Le Conseil fédéral et les Chambres, de même qu'une majorité de partis et la totalité ou presque des spécialistes de la justice pénale la rejettent très nettement. Le parlement n'en a pas moins allongé les délais de prescription applicables aux actes d'ordre sexuel commis sur des enfants pour tenir compte, dans une certaine mesure, des revendications de l'initiative.

Ce contre-projet «indirect», de niveau législatif, n'entrera en vigueur que si l'initiative est rejetée. Il prévoit de faire courir le délai de prescription actuel de 15 ans depuis la majorité de la victime seulement. Ce qui laisse à cette dernière jusqu'à l'âge de 33 ans pour obtenir le jugement de son abuseur. Les initiants ont pourtant estimé que les progrès apportés par le contre-projet n'étaient pas suffisants pour justifier le retrait de leur texte.

Premier projet d'envergure

L'imprescriptibilité réclamée par l'initiative placerait les abus sexuels sur des mineurs sur le même pied que les crimes de guerre, les crimes contre l'humanité et les actes de terrorisme les plus graves, seuls pour l'heure à être qualifiés d'imprescriptibles par les lois suisses en vigueur.

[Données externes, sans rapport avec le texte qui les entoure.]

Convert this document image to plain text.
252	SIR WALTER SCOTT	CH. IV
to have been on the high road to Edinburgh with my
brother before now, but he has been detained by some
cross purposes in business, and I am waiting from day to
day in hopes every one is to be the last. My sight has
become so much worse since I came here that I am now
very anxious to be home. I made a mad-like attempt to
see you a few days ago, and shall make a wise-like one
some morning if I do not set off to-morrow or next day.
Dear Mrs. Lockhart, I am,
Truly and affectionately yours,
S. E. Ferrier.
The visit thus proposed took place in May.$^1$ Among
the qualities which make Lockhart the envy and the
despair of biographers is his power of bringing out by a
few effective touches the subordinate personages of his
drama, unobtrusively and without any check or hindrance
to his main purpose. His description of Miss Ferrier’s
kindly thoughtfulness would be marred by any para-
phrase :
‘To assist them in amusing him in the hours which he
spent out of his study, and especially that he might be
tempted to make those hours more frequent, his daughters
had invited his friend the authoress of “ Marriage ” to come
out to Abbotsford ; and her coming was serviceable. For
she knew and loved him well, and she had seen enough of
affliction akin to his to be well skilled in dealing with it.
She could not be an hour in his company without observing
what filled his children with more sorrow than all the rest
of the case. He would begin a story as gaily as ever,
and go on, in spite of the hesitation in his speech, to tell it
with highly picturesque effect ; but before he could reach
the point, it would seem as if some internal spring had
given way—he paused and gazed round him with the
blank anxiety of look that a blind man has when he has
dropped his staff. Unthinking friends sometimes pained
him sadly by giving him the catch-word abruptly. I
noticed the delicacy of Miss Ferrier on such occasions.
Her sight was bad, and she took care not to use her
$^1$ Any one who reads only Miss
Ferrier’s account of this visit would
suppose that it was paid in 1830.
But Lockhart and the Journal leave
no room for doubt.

C'est la première initiative populaire que lance la «Marche blanche», association créée en Suisse en 2001, notamment pour protester contre la fermeture de la cellule fédérale de lutte contre la pédophilie sur Internet. L'organisation a repris le nom donné au vaste mouvement de protestation qui avait mobilisé plusieurs centaines de milliers de personnes en Belgique suite à la révélation des cafouillages de l'enquête judiciaire dirigée contre Marc Dutroux.

L'imprescriptibilité des abus sexuels commis sur des enfants a été l'une des premières revendications de la Marche blanche en Suisse, à côté de la poursuite des efforts déployés contre la pédophilie sur le Web. Le temps joue contre le pédophile, la prescription toujours pour lui, résume le comité d'initiative.

L'idée de soustraire la poursuite de tels actes à tout délai de prescription est née dans un contexte qui a vu le législateur flotter passablement au cours des quinze dernières années.

Des solutions parfois contradictoires se sont succédé. En 1991, à la faveur d'une révision du Code pénal visant notamment à dépénaliser les actes sexuels entre des mineurs dont la différence d'âge n'excède pas trois ans, la prescription avait été ramenée de 10 à 5 ans. Elle a été très rapidement rétablie à 10 ans, avant d'être allongée encore une fois à 15 ans en principe, le droit actuel prévoyant qu'elle court de toute façon au moins jusqu'à ce que la victime abusée alors qu'elle avait moins de 16 ans ait atteint 25 ans révolus. Le contre-projet adopté par les Chambres est encore un peu plus généreux, puisqu'il fixe le point de départ du délai de 15 ans au jour où la victime atteint ses 18 ans.

Ces hésitations reflètent en partie au moins celles des spécialistes, dont le message a pu être très différent entre la fin des années 80 et le début des années 2000. La pleine reconnaissance, aujourd'hui, du temps parfois très long nécessaire à la victime pour dénoncer son abuseur, de même que la tendance à faire du procès une étape essentielle pour permettre à cette dernière de surmonter son traumatisme expliquent que les délais aient été allongés.

Notions imprécises

La question reste de savoir jusqu'où la prescription doit être repoussée. Pour les adversaires de l'initiative, ce délai ne saurait être prolongé au-delà de toute limite sans que certains effets pervers n'apparaissent. Plus le temps s'écoule, plus la recherche de preuves et la récolte des témoignages deviennent aléatoires, et plus le risque d'erreurs judiciaires augmente, dans un sens comme dans un autre.

Le Conseil fédéral souligne par ailleurs que l'initiative laisse de côté les infractions contre la vie ou l'intégrité corporelle des mineurs de moins de 16 ans. Avec pour résultat paradoxal que pour un même crime, les aspects pénalement les plus graves continueraient être soumis à la prescription, tandis que les autres seraient imprescriptibles.

Les actes «d'ordre sexuel ou pornographique» sur des enfants «impubères» sont au demeurant des notions peu claires et non définies par le droit en vigueur, relèvent les adversaires de l'initiative. Pour le gouvernement, il serait à tout le moins disproportionné de rendre imprescriptible le simple visionnement de matériel pédopornographique.